9. At the time of the aforementioned collision, Dennis Kitchen was an employee of the defendant City of Detroit and was riding in the right front passenger seat of vehicle number 886-703 while on a job assignment with Kim Howard. [Emphasis added.]

Further, the record indicates that, at the time of the hearing on defendant’s motion, plaintiff Kitchen had sought and was receiving workers’ compensation benefits and plaintiff Howard was in the process of negotiating a workers’ compensation settlement with defendant. Thus, it is apparent that plaintiffs’ position has been that their injuries arose out of and in the course of their employment relationship with defendant.

In order for the dual capacity doctrine to apply, the employer-employee relationship must be entirely unrelated to or only incidentally involved with the incident that is the basis for the cause of action against the employer. Newberry v Uniroyal, Inc, 133 Mich App 800, 804; 350 NW2d 324 (1984). In this case, the majority concludes that defendant’s status as plaintiffs’ employer was merely coincidental to plaintiffs’ cause of action. I cannot agree with that conclusion. The reason plaintiffs were on the road at the time they were injured was to perform their job as refuse collectors. Their work was in no sense "coincidental” to their claim.

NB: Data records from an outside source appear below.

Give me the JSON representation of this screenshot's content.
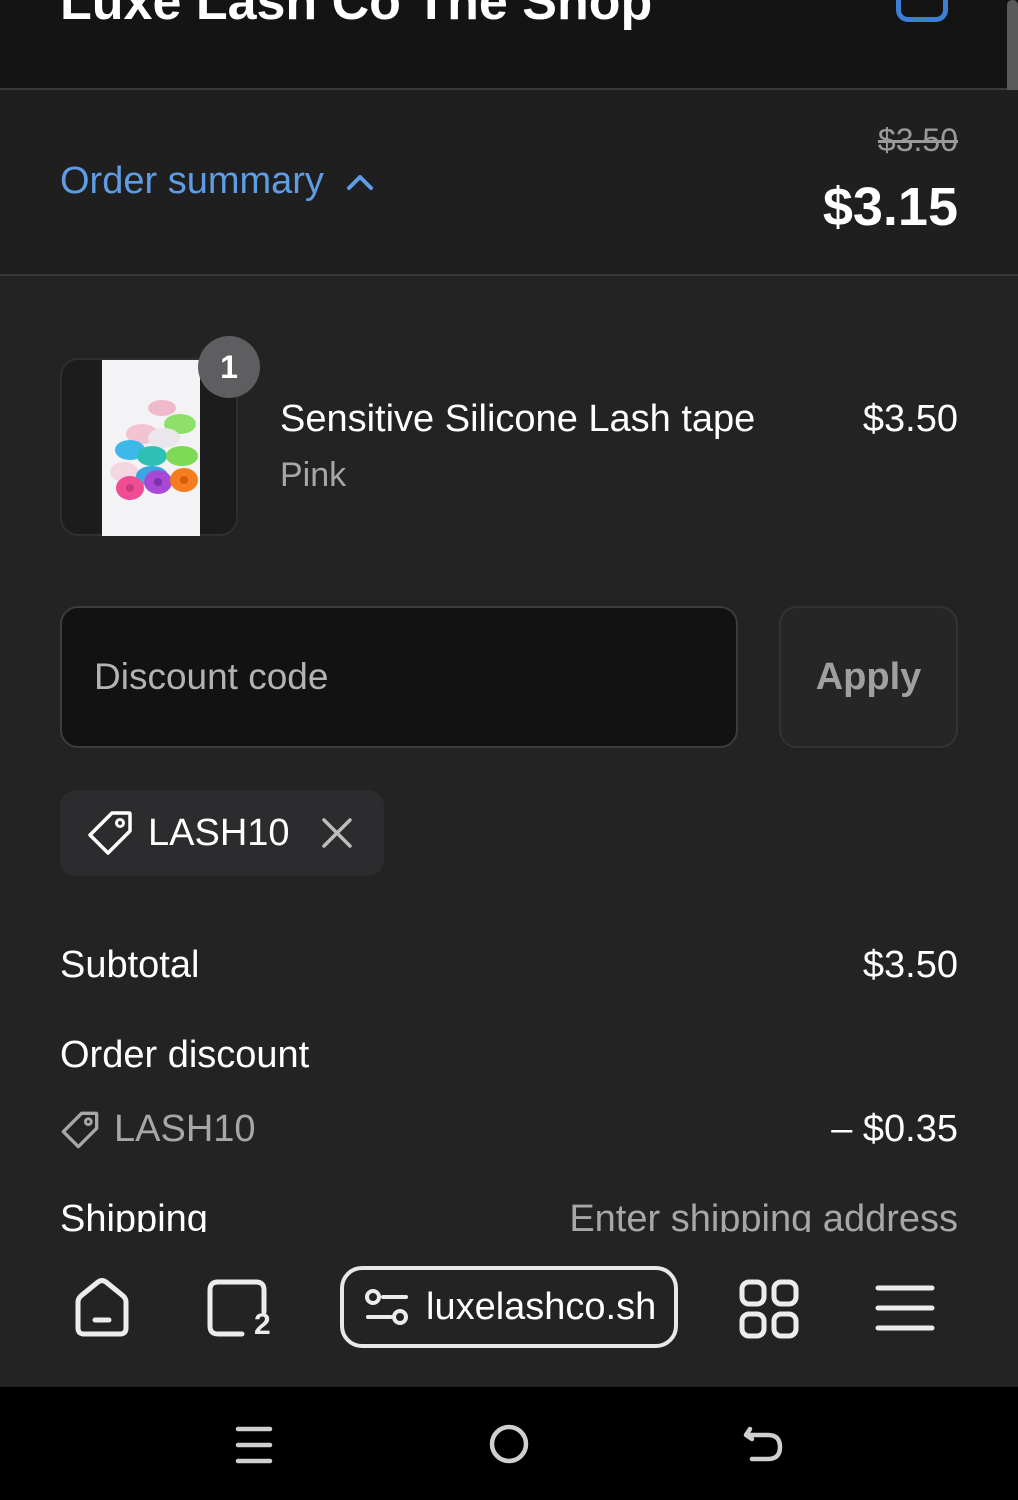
{
  "header": {
    "title": "Luxe Lash Co The Shop"
  },
  "summary": {
    "toggle_label": "Order summary",
    "original_total": "$3.50",
    "total": "$3.15"
  },
  "line_item": {
    "quantity": "1",
    "name": "Sensitive Silicone Lash tape",
    "variant": "Pink",
    "price": "$3.50"
  },
  "discount": {
    "placeholder": "Discount code",
    "apply_label": "Apply",
    "applied_code": "LASH10"
  },
  "totals": {
    "subtotal_label": "Subtotal",
    "subtotal_value": "$3.50",
    "order_discount_label": "Order discount",
    "discount_code": "LASH10",
    "discount_amount": "– $0.35",
    "shipping_label": "Shipping",
    "shipping_value": "Enter shipping address"
  },
  "browser": {
    "url": "luxelashco.sh",
    "tab_count": "2"
  },
  "colors": {
    "accent": "#5e9de6",
    "background": "#232324",
    "header_bg": "#141414"
  }
}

Plaintiffs’ cause of action is tantamount to an assertion that the city provided them with an unsafe work environment, a situation clearly within the exclusive remedy provision of the Workers’ Disability Compensation Act. Because I am satisfied that the trial court correctly granted summary disposition in favor of defendant, I would affirm. 
      
       See O’Hare v Detroit, 362 Mich 19; 106 NW2d 538 (1960).